Saber economizar, saber consumir… sobre a construção de uma história da matemática financeira na escola

03/10/2018 11:00

Por Jéssica Ignácio de Souza

Questionar o que me dizem do fixo, escreve Joseane Arruda. Ao ler, logo me deparo encontrando as palavras que faltavam pra expressar o que me fez pensar um tema de tese. Palavras emprestadas, roubadas, diz Thaline Kuhn. E, me parece, neste emprestar de palavras, nestes encontros e composições, se constitui o GECEM… e se constroem pesquisas, e se formam pesquisadores e professores que buscam não o representar o mundo, mas o apresentar o mundo!1

Pois bem, um fixo me deslocou o pensar: a matemática financeira deve estar presente no currículo da matemática da educação básica, e na perspectiva de uma educação financeira.

De um PCN com indicação de conteúdos da matemática financeira, para uma BNCC que enfatiza a educação financeira nestes conteúdos.

Entre pensares, alguns questionamentos inquietam… Quais as condições de possibilidade que forjaram um discurso a propósito da educação financeira na escola?
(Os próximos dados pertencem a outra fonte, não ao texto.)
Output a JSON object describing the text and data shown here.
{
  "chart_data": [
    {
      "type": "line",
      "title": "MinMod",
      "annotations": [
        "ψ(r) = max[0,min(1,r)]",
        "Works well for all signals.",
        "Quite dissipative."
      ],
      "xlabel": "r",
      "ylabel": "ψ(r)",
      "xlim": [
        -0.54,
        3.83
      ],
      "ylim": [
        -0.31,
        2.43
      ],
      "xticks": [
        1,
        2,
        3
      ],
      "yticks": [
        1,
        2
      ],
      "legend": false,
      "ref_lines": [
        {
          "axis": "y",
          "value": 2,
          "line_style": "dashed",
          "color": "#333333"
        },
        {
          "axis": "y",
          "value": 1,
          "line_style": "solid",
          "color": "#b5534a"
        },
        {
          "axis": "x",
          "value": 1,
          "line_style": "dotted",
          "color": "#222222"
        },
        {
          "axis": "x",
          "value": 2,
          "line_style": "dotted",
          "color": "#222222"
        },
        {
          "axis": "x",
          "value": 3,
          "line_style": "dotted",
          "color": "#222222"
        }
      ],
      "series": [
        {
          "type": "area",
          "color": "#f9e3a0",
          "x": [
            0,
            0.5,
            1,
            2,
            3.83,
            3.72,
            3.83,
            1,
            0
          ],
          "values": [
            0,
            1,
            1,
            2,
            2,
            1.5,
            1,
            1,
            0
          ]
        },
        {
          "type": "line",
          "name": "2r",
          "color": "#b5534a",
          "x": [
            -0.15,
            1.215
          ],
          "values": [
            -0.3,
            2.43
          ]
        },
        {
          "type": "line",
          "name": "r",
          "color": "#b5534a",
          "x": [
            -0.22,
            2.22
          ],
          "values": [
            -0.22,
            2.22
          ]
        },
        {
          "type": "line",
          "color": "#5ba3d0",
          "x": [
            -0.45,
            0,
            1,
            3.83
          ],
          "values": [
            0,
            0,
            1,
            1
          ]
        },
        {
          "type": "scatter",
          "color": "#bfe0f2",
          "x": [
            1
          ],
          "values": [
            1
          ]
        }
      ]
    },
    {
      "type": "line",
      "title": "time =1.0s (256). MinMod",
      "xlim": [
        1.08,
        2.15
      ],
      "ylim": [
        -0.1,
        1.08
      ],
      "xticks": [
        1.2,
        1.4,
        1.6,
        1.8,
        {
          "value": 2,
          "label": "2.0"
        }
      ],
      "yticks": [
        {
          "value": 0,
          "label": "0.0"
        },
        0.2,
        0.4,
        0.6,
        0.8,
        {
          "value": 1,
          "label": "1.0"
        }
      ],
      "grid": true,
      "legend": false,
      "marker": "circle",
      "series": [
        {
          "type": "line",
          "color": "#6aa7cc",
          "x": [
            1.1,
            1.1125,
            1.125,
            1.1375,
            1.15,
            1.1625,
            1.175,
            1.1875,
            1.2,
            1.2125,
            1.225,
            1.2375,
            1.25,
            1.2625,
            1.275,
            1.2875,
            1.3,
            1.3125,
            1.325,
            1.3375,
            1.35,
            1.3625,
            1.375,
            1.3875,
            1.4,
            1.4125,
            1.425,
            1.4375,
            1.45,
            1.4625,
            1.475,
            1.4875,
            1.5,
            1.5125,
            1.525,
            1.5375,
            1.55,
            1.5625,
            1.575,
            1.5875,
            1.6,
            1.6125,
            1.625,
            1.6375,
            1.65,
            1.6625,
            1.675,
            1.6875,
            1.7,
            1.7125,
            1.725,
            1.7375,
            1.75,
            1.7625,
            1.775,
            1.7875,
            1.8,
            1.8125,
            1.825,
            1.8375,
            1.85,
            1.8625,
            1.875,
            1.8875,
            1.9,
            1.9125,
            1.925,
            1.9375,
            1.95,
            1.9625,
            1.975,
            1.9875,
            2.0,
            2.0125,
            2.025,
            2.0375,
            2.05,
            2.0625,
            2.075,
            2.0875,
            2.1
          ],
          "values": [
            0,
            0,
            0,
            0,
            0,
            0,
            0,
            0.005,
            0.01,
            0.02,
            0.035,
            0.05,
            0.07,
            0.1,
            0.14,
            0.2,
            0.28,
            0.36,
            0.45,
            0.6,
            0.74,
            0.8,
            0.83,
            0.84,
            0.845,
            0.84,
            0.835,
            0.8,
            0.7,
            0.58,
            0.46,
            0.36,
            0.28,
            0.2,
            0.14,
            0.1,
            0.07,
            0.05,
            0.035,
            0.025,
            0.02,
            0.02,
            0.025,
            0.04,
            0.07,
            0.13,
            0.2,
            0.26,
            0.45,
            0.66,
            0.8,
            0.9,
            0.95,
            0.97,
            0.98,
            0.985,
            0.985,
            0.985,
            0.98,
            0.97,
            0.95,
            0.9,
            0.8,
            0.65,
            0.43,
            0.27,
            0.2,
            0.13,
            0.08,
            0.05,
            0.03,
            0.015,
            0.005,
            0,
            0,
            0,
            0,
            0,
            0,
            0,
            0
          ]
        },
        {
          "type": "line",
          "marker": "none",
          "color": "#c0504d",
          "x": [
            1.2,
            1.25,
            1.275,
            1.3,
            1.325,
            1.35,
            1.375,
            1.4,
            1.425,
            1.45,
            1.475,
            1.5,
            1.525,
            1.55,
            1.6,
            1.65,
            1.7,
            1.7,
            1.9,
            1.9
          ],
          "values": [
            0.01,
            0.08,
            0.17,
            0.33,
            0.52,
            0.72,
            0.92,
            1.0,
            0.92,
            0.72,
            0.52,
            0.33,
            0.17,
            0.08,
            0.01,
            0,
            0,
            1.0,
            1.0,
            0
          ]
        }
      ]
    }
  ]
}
Quais práticas discursivas se encontram inseridas nessa conduta de defesa da educação financeira na matemática escolar constituintes da história desse saber?

Inquietam e movimentam o pesquisar, dando início a um projeto de tese que se apoia em ferramentas teórico-metodológicas a partir dos estudos de Michel Foucault.

Algumas práticas discursivas se inscrevem nas pesquisas acadêmicas sobre o tema2, e também nos livros didáticos…

Saber trocar.

Saber para um trabalho comerciário.

Saber economizar.

Saber consumir…

Sobre o século XIX, Foucault mostra que a criação de caixas econômicas e de assistência teve em vista a necessidade de controlar as economias do operário, de modo que este pudesse sobreviver durante as épocas de desemprego. Dessa maneira, “o tempo do operário, não apenas o tempo do seu dia de trabalho, mas o de sua vida inteira, poderá efetivamente ser utilizado da melhor forma pelo aparelho de produção”3.  Sobre o século XX, Veiga-Neta afirma que o currículo escolar é construído de modo que “amplie os contingentes dos ‘bons consumidores’ e ‘bons competidores’, forme indivíduos sintonizados com a governamentabilidade neoliberal e a ela assujeitados, dê respostas às demandas impostas pelas novas formas hoje assumidas pelo capitalismo”4.

Essas falas, sobre a necessidade de controle da economia dos indivíduos bem como de moldar certo tipo de consumidor, nos dão pistas sobre uma história de um saber financeiro que adentra a escola.

A movimentação deste fixo está possibilitando a construção de um projeto de tese que objetiva analisar um conjunto de práticas sócio-culturais que possibilitaram a emergência da educação financeira no currículo da matemática escolar.

E com as pensagens neste projeto, como diz Cássia Schuck, sigo a indicação de Jussara Brigo: arriscando, perdendo-me, experimentando…

Referências
1SIMONS, Maarten; MASSCHELEIN, Jan. Un-contemporany mastery: the ordinary teacher as pholosopher. In: ZAHN, Manuel; PAZZINI, Karl-josef. Lehr performances: filmische inszenierungen des lehrens. Alemanha: Vs Verlag, 2011. p. 17-35.
2SOUZA, Jéssica Ignácio de; FLORES, Cláudia Regina. Educación matemática financiera en la escuela: a propósito de prácticas discursivas para la historia de un saber. Revista Paradigma, Venezuela, v. 34, n. 1, p. 249–264, 2018.
3FOUCAULT, Michel.  A verdade e as formas jurídicas. 3. ed. Rio de janeiro: NAU, 2009, p. 118.
4VEIGA-NETO, Alfredo. Currículo: um desvio à direita ou delírios avaliatórios. Texto apresentado no X Colóquio sobre questões curriculares e VI colóquio Luso-brasileiro de Currículo. Universidade Federal de Minas Gerais – UFMG: Belo Horizonte, 2012, p. 6.